This is a similar topic to my previous post A huge performance penalty for this simple function, but with a different code example. The objective here is to develop a faster version of atan2()
at the cost of accuracy. The version shown here has the worst approximation error of about 4° and median error below 3°, which is acceptable for my use case. Here is a test code, which places atan2()
in a context it will be ultimately used with:
import numpy as np
import numba as nb
import timeit as ti
from math import pi, atan2, sqrt
@nb.njit(fastmath=True, locals=dict(w=nb.uint32))
def test1(im, grad, a, w):
for i in range(im.size-w-1):
dx = im[i+w+1]-im[i]
dy = im[i+w]-im[i+1]
grad[i] = sqrt(dx**2+dy**2)
a[i] = atan2(dy, dx)
w, h = 640, 480
im = np.random.rand(w*h).astype('f4')
grad = np.empty_like(im)
a = np.empty_like(im, dtype='f4')
fun = f'test1(im, grad, a, w)'
t = 1000 * np.array(ti.repeat(stmt=fun, setup=fun, globals=globals(), number=1, repeat=100))
print(f'{fun}: {np.amin(t):6.3f}ms {np.median(t):6.3f}ms {np.sum(grad)}')
test1()
executes in 8.37ms on my PC running Python 3.10.6 and numba 0.56.4 on Ubuntu 22.04.1. A C++ equivalent is about as fast, executing in 8.22ms when compiled with gcc 12.1.0. So far, so good.

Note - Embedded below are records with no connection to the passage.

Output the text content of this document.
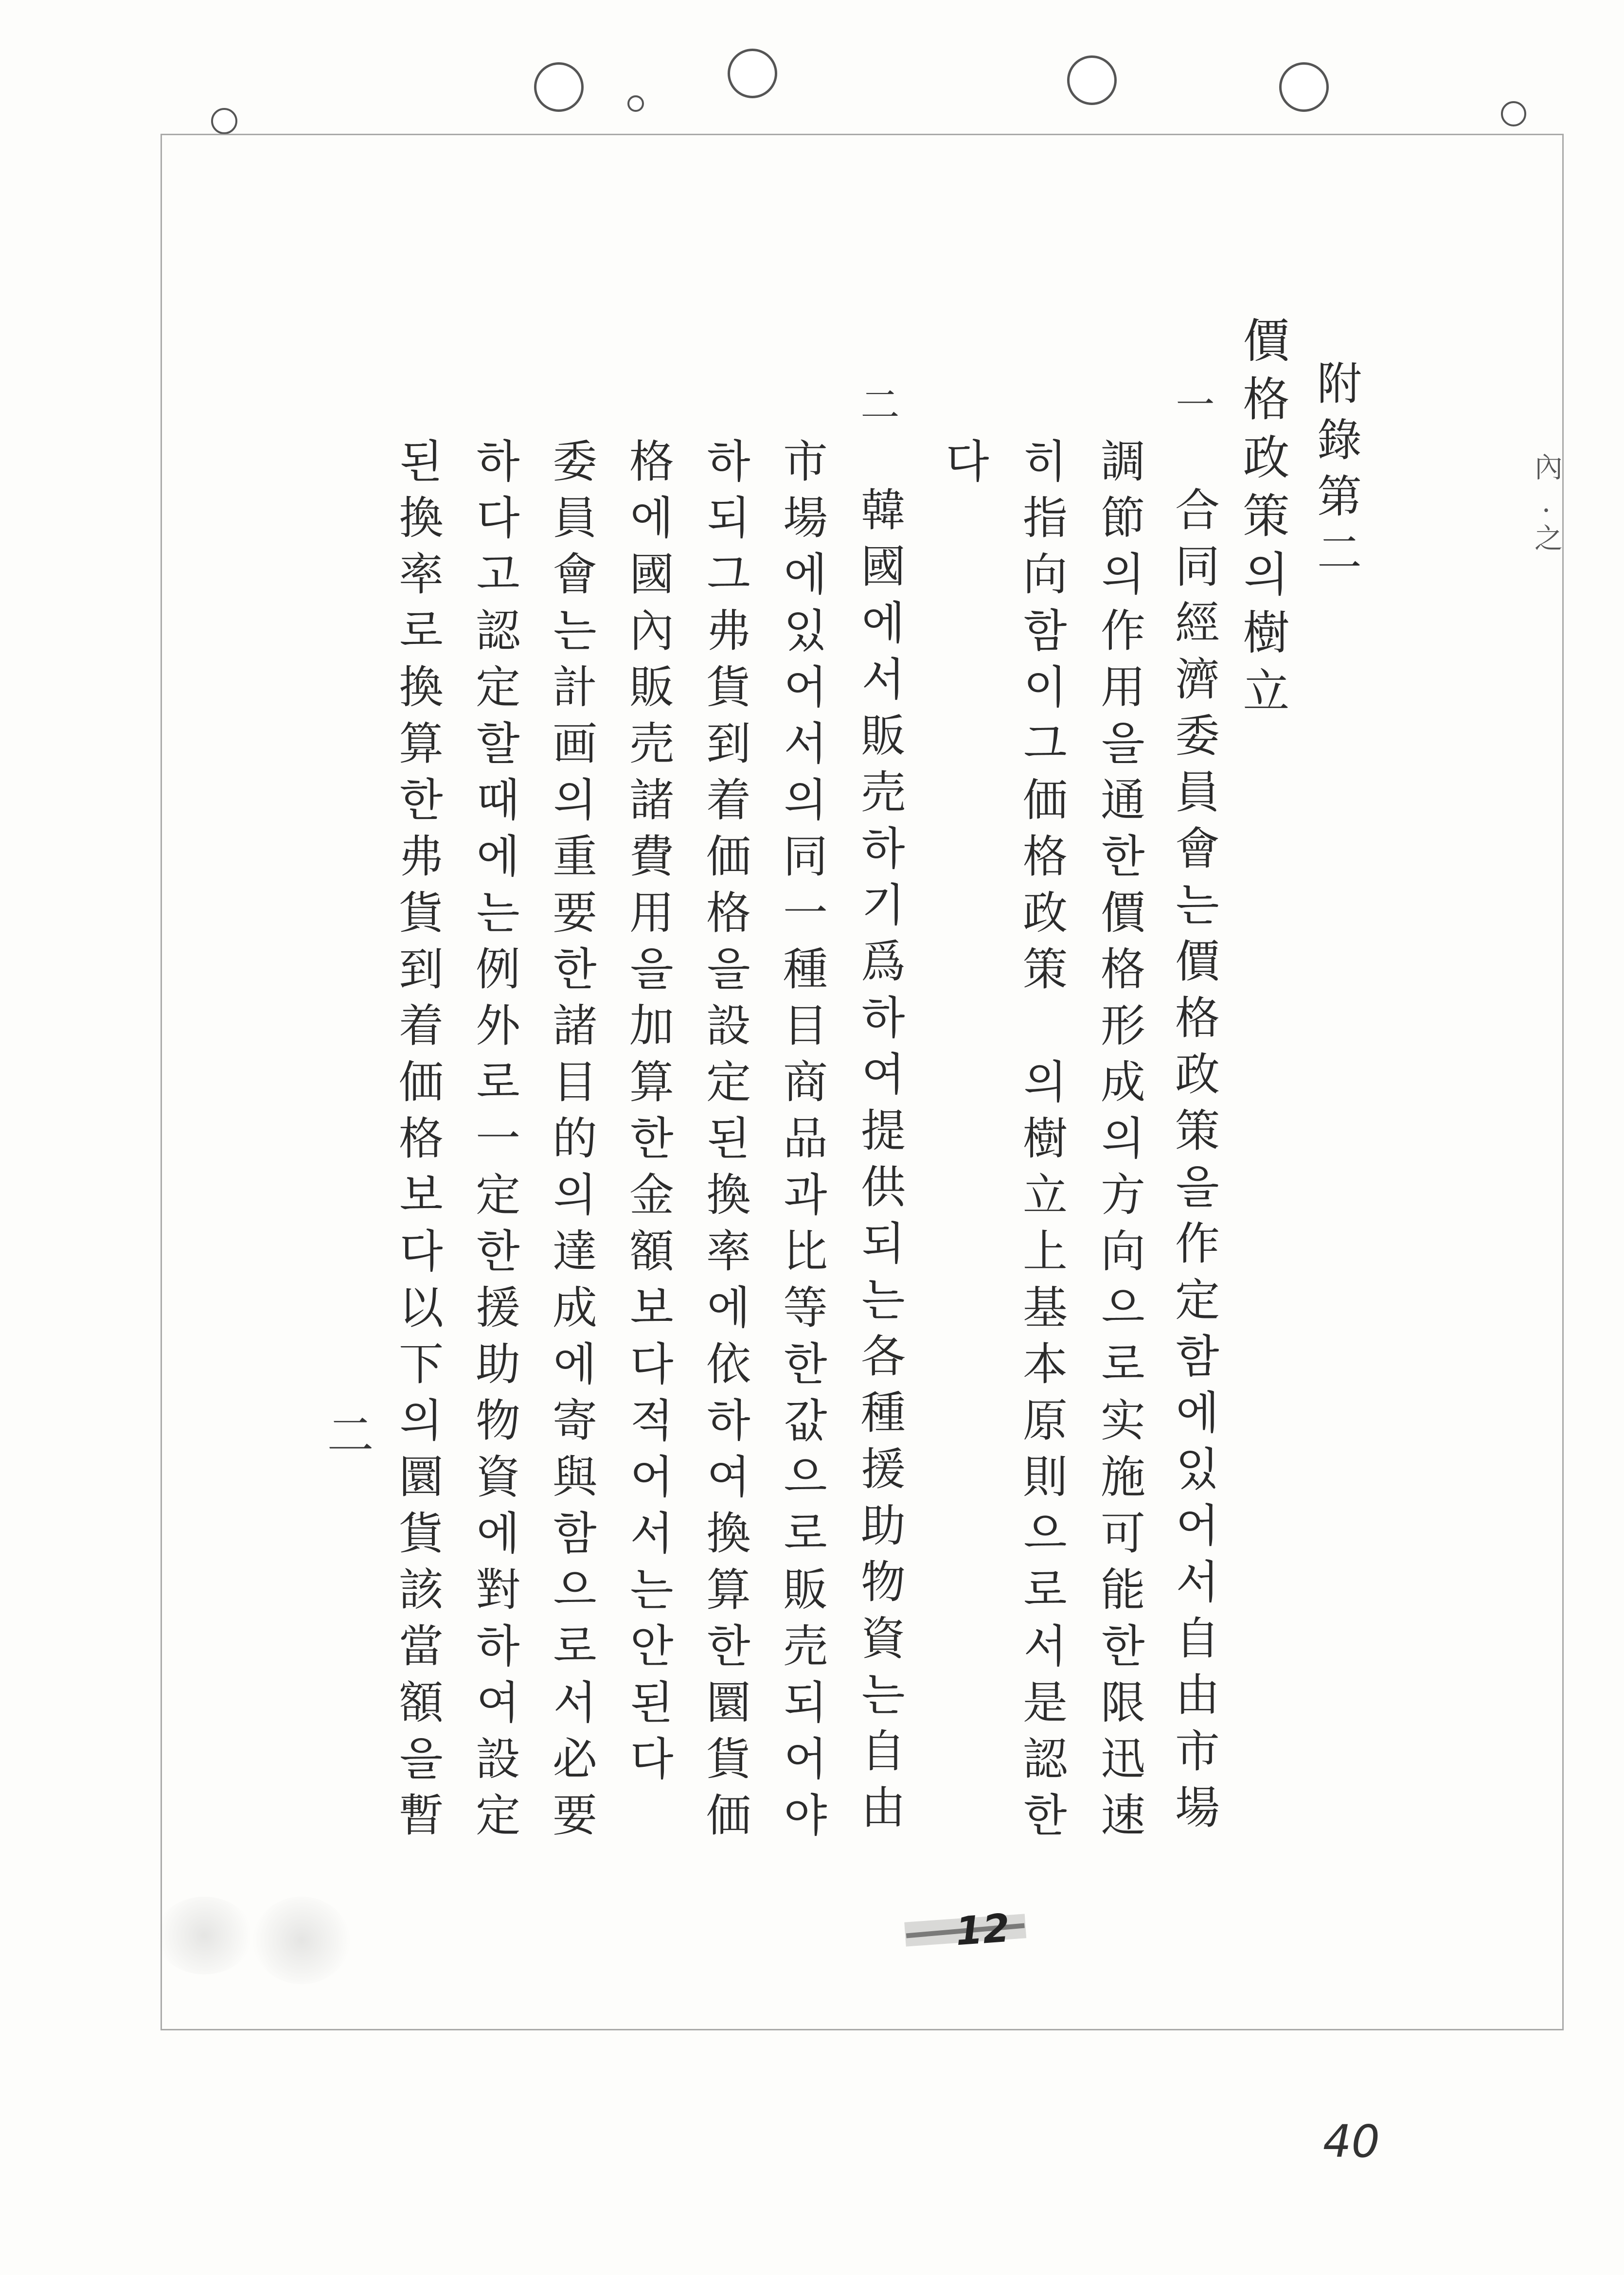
內.之
附錄第二
價格政策의樹立
一
合同經濟委員會는價格政策을作定함에있어서自由市場
調節의作用을通한價格形成의方向으로实施可能한限迅速
히指向함이그価格政策　의樹立上基本原則으로서是認한
다
二
韓國에서販売하기爲하여提供되는各種援助物資는自由
市場에있어서의同一種目商品과比等한값으로販売되어야
하되그弗貨到着価格을設定된換率에依하여換算한圜貨価
格에國內販売諸費用을加算한金額보다적어서는안된다
委員會는計画의重要한諸目的의達成에寄與함으로서必要
하다고認定할때에는例外로一定한援助物資에對하여設定
된換率로換算한弗貨到着価格보다以下의圜貨該當額을暫
二
12
40
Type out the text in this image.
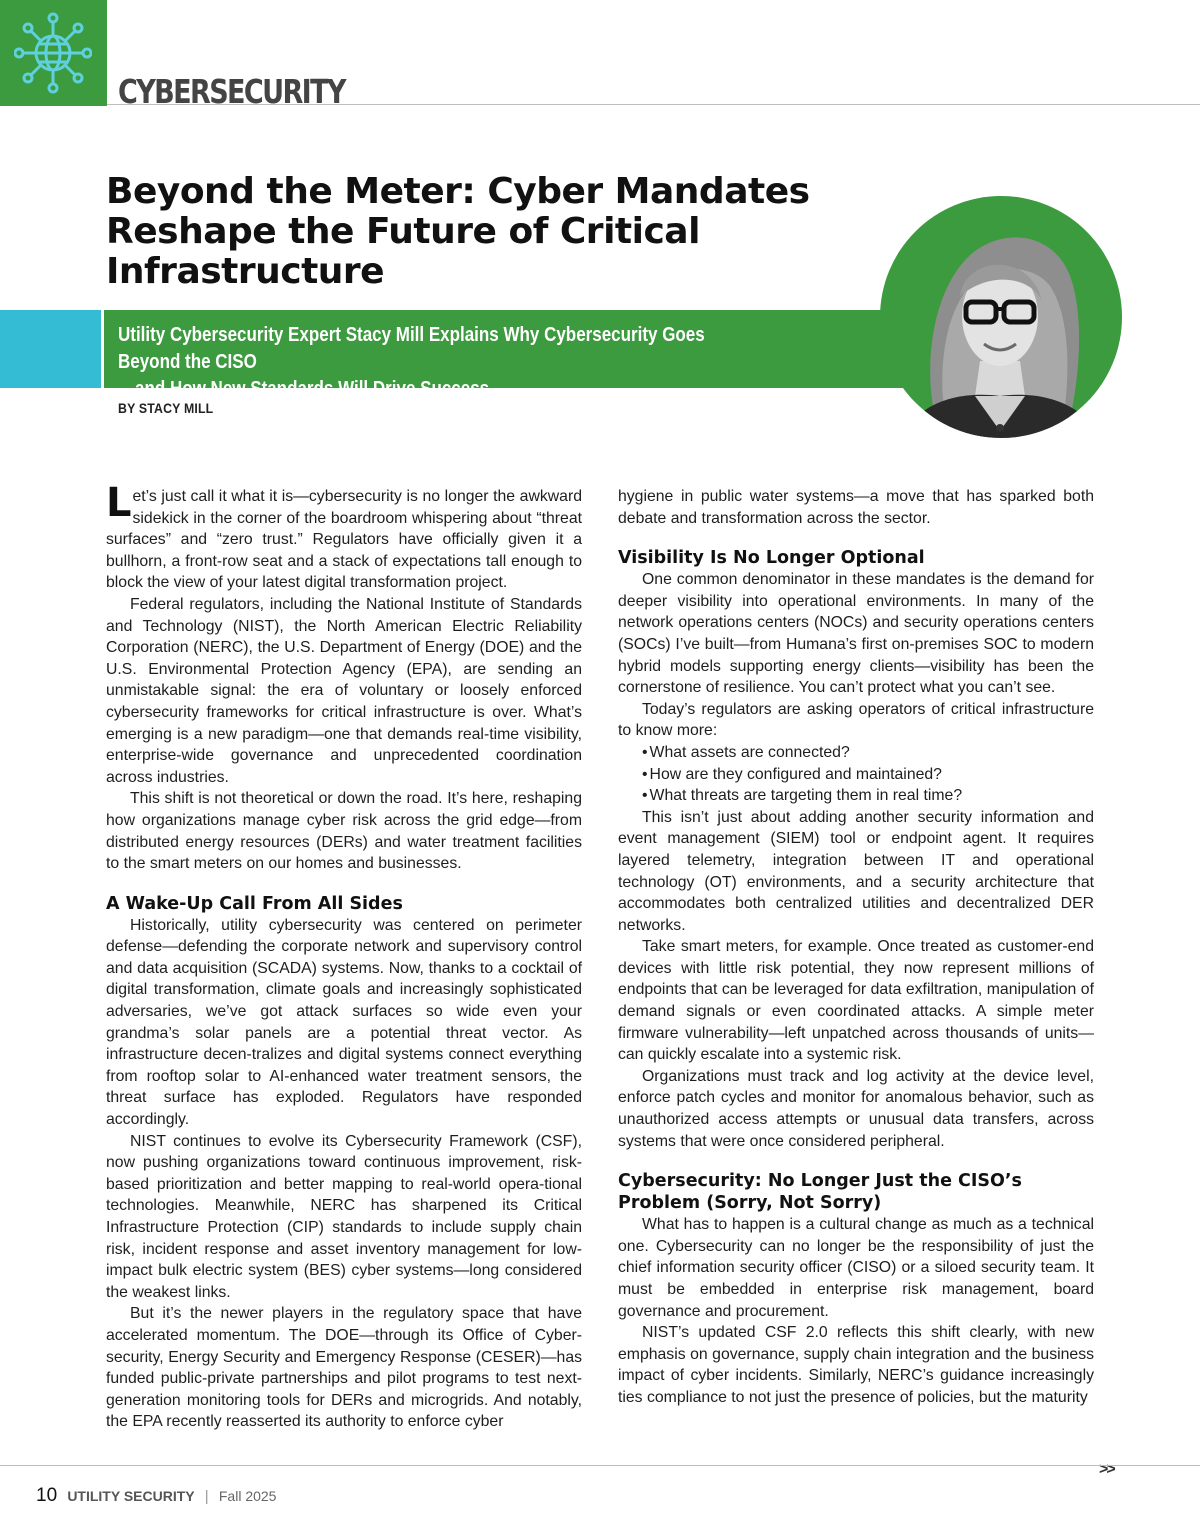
CYBERSECURITY
Beyond the Meter: Cyber Mandates Reshape the Future of Critical Infrastructure
Utility Cybersecurity Expert Stacy Mill Explains Why Cybersecurity Goes Beyond the CISO
—and How New Standards Will Drive Success
BY STACY MILL

Let’s just call it what it is—cybersecurity is no longer the awkward sidekick in the corner of the boardroom whispering about “threat surfaces” and “zero trust.” Regulators have officially given it a bullhorn, a front-row seat and a stack of expectations tall enough to block the view of your latest digital transformation project.

Federal regulators, including the National Institute of Standards and Technology (NIST), the North American Electric Reliability Corporation (NERC), the U.S. Department of Energy (DOE) and the U.S. Environmental Protection Agency (EPA), are sending an unmistakable signal: the era of voluntary or loosely enforced cybersecurity frameworks for critical infrastructure is over. What’s emerging is a new paradigm—one that demands real-time visibility, enterprise-wide governance and unprecedented coordination across industries.

This shift is not theoretical or down the road. It’s here, reshaping how organizations manage cyber risk across the grid edge—from distributed energy resources (DERs) and water treatment facilities to the smart meters on our homes and businesses.

A Wake-Up Call From All Sides

Historically, utility cybersecurity was centered on perimeter defense—defending the corporate network and supervisory control and data acquisition (SCADA) systems. Now, thanks to a cocktail of digital transformation, climate goals and increasingly sophisticated adversaries, we’ve got attack surfaces so wide even your grandma’s solar panels are a potential threat vector. As infrastructure decen-tralizes and digital systems connect everything from rooftop solar to AI-enhanced water treatment sensors, the threat surface has exploded. Regulators have responded accordingly.

NIST continues to evolve its Cybersecurity Framework (CSF), now pushing organizations toward continuous improvement, risk-based prioritization and better mapping to real-world opera-tional technologies. Meanwhile, NERC has sharpened its Critical Infrastructure Protection (CIP) standards to include supply chain risk, incident response and asset inventory management for low-impact bulk electric system (BES) cyber systems—long considered the weakest links.

But it’s the newer players in the regulatory space that have accelerated momentum. The DOE—through its Office of Cyber-security, Energy Security and Emergency Response (CESER)—has funded public-private partnerships and pilot programs to test next-generation monitoring tools for DERs and microgrids. And notably, the EPA recently reasserted its authority to enforce cyber

hygiene in public water systems—a move that has sparked both debate and transformation across the sector.

Visibility Is No Longer Optional

One common denominator in these mandates is the demand for deeper visibility into operational environments. In many of the network operations centers (NOCs) and security operations centers (SOCs) I’ve built—from Humana’s first on-premises SOC to modern hybrid models supporting energy clients—visibility has been the cornerstone of resilience. You can’t protect what you can’t see.

Today’s regulators are asking operators of critical infrastructure to know more:

• What assets are connected?
• How are they configured and maintained?
• What threats are targeting them in real time?

This isn’t just about adding another security information and event management (SIEM) tool or endpoint agent. It requires layered telemetry, integration between IT and operational technology (OT) environments, and a security architecture that accommodates both centralized utilities and decentralized DER networks.

Take smart meters, for example. Once treated as customer-end devices with little risk potential, they now represent millions of endpoints that can be leveraged for data exfiltration, manipulation of demand signals or even coordinated attacks. A simple meter firmware vulnerability—left unpatched across thousands of units—can quickly escalate into a systemic risk.

Organizations must track and log activity at the device level, enforce patch cycles and monitor for anomalous behavior, such as unauthorized access attempts or unusual data transfers, across systems that were once considered peripheral.

Cybersecurity: No Longer Just the CISO’s Problem (Sorry, Not Sorry)

What has to happen is a cultural change as much as a technical one. Cybersecurity can no longer be the responsibility of just the chief information security officer (CISO) or a siloed security team. It must be embedded in enterprise risk management, board governance and procurement.

NIST’s updated CSF 2.0 reflects this shift clearly, with new emphasis on governance, supply chain integration and the business impact of cyber incidents. Similarly, NERC’s guidance increasingly ties compliance to not just the presence of policies, but the maturity

>>
10 UTILITY SECURITY | Fall 2025
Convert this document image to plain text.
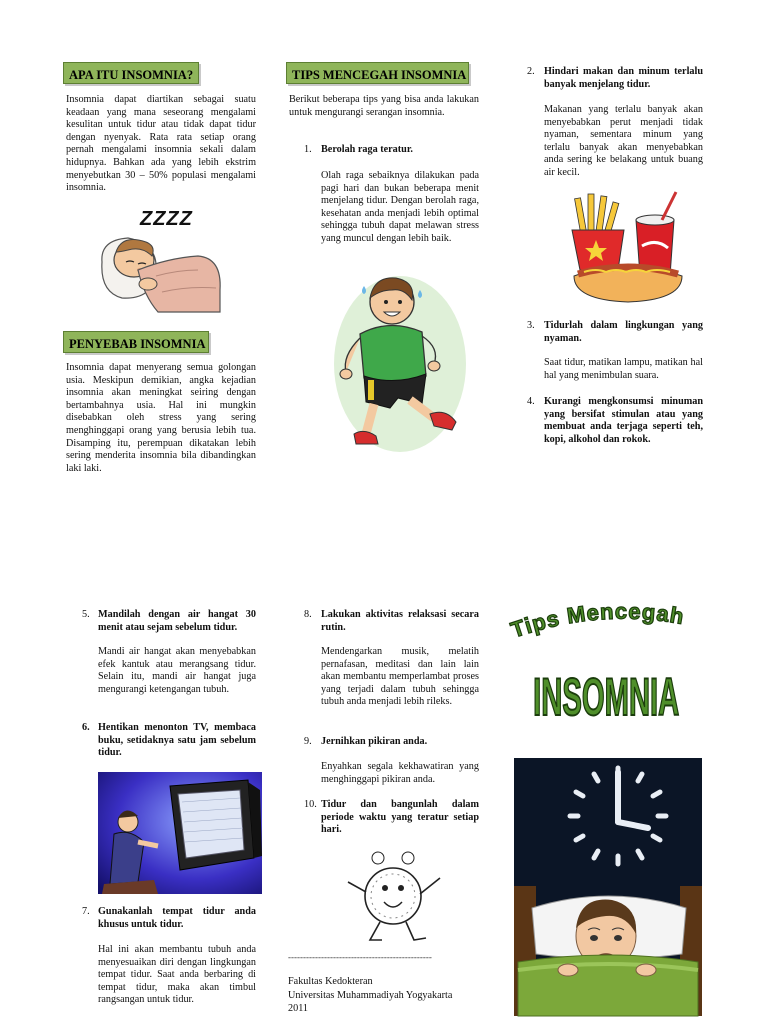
APA ITU INSOMNIA?

Insomnia dapat diartikan sebagai suatu keadaan yang mana seseorang mengalami kesulitan untuk tidur atau tidak dapat tidur dengan nyenyak. Rata rata setiap orang pernah mengalami insomnia sekali dalam hidupnya. Bahkan ada yang lebih ekstrim menyebutkan 30 – 50% populasi mengalami insomnia.

ZZZZ
PENYEBAB INSOMNIA

Insomnia dapat menyerang semua golongan usia. Meskipun demikian, angka kejadian insomnia akan meningkat seiring dengan bertambahnya usia. Hal ini mungkin disebabkan oleh stress yang sering menghinggapi orang yang berusia lebih tua. Disamping itu, perempuan dikatakan lebih sering menderita insomnia bila dibandingkan laki laki.

TIPS MENCEGAH INSOMNIA

Berikut beberapa tips yang bisa anda lakukan untuk mengurangi serangan insomnia.

1. Berolah raga teratur.

Olah raga sebaiknya dilakukan pada pagi hari dan bukan beberapa menit menjelang tidur. Dengan berolah raga, kesehatan anda menjadi lebih optimal sehingga tubuh dapat melawan stress yang muncul dengan lebih baik.

2. Hindari makan dan minum terlalu banyak menjelang tidur.

Makanan yang terlalu banyak akan menyebabkan perut menjadi tidak nyaman, sementara minum yang terlalu banyak akan menyebabkan anda sering ke belakang untuk buang air kecil.

3. Tidurlah dalam lingkungan yang nyaman.

Saat tidur, matikan lampu, matikan hal hal yang menimbulan suara.

4. Kurangi mengkonsumsi minuman yang bersifat stimulan atau yang membuat anda terjaga seperti teh, kopi, alkohol dan rokok.
5. Mandilah dengan air hangat 30 menit atau sejam sebelum tidur.

Mandi air hangat akan menyebabkan efek kantuk atau merangsang tidur. Selain itu, mandi air hangat juga mengurangi ketengangan tubuh.

6. Hentikan menonton TV, membaca buku, setidaknya satu jam sebelum tidur.
7. Gunakanlah tempat tidur anda khusus untuk tidur.

Hal ini akan membantu tubuh anda menyesuaikan diri dengan lingkungan tempat tidur. Saat anda berbaring di tempat tidur, maka akan timbul rangsangan untuk tidur.

8. Lakukan aktivitas relaksasi secara rutin.

Mendengarkan musik, melatih pernafasan, meditasi dan lain lain akan membantu memperlambat proses yang terjadi dalam tubuh sehingga tubuh anda menjadi lebih rileks.

9. Jernihkan pikiran anda.

Enyahkan segala kekhawatiran yang menghinggapi pikiran anda.

10. Tidur dan bangunlah dalam periode waktu yang teratur setiap hari.
------------------------------------------------
Fakultas Kedokteran
Universitas Muhammadiyah Yogyakarta
2011
Tips Mencegah
INSOMNIA
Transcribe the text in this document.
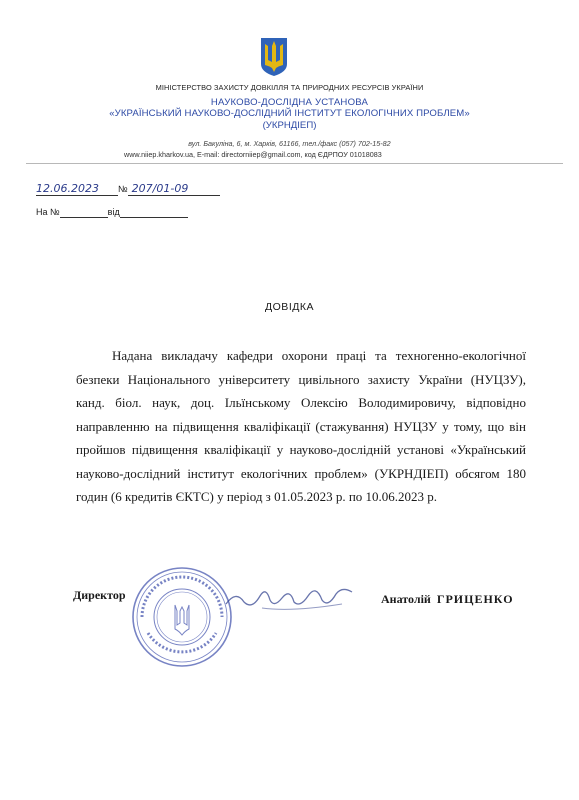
МІНІСТЕРСТВО ЗАХИСТУ ДОВКІЛЛЯ ТА ПРИРОДНИХ РЕСУРСІВ УКРАЇНИ
НАУКОВО-ДОСЛІДНА УСТАНОВА
«УКРАЇНСЬКИЙ НАУКОВО-ДОСЛІДНИЙ ІНСТИТУТ ЕКОЛОГІЧНИХ ПРОБЛЕМ»
(УКРНДІЕП)
вул. Бакуліна, 6, м. Харків, 61166, тел./факс (057) 702-15-82
www.niiep.kharkov.ua, E-mail: directorniiep@gmail.com, код ЄДРПОУ 01018083
12.06.2023 № 207/01-09
На №	від
ДОВІДКА

Надана викладачу кафедри охорони праці та техногенно-екологічної безпеки Національного університету цивільного захисту України (НУЦЗУ), канд. біол. наук, доц. Ільїнському Олексію Володимировичу, відповідно направленню на підвищення кваліфікації (стажування) НУЦЗУ у тому, що він пройшов підвищення кваліфікації у науково-дослідній установі «Український науково-дослідний інститут екологічних проблем» (УКРНДІЕП) обсягом 180 годин (6 кредитів ЄКТС) у період з 01.05.2023 р. по 10.06.2023 р.

Директор	Анатолій ГРИЦЕНКО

When benchmarking with an atan2fast
substituting for atan2
:
c = pi/4
@nb.njit(fastmath=True, inline='always', locals=dict(x=nb.float32, y=nb.float32, c=nb.float32))
def atan2fast(y, x):
if y == 0 and x == 0:
return 0
if x >= 0:
angle = c*(1-(x-abs(y))/(x+abs(y)))
else:
angle = c*(3-(x+abs(y))/(abs(y)-x))
return -angle if y < 0 else angle
I’m getting a huge performance discrepancy:
- Python: 2.69ms
- C++: 0.338ms
Here is the C++ version:
inline constexpr float c = numbers::pi_v<float>/4;
static inline float atan2fast(float y, float x) {
float angle;
if (y == 0 && x == 0)
return 0;
if (x >= 0)
angle = c*(1-(x-abs(y))/(x+abs(y)));
else
angle = c*(3-(x+abs(y))/(abs(y)-x));
return (y < 0) ? -angle : angle;
}
I tried several simple code transformations of atan2fast
and performance gap didn’t budge.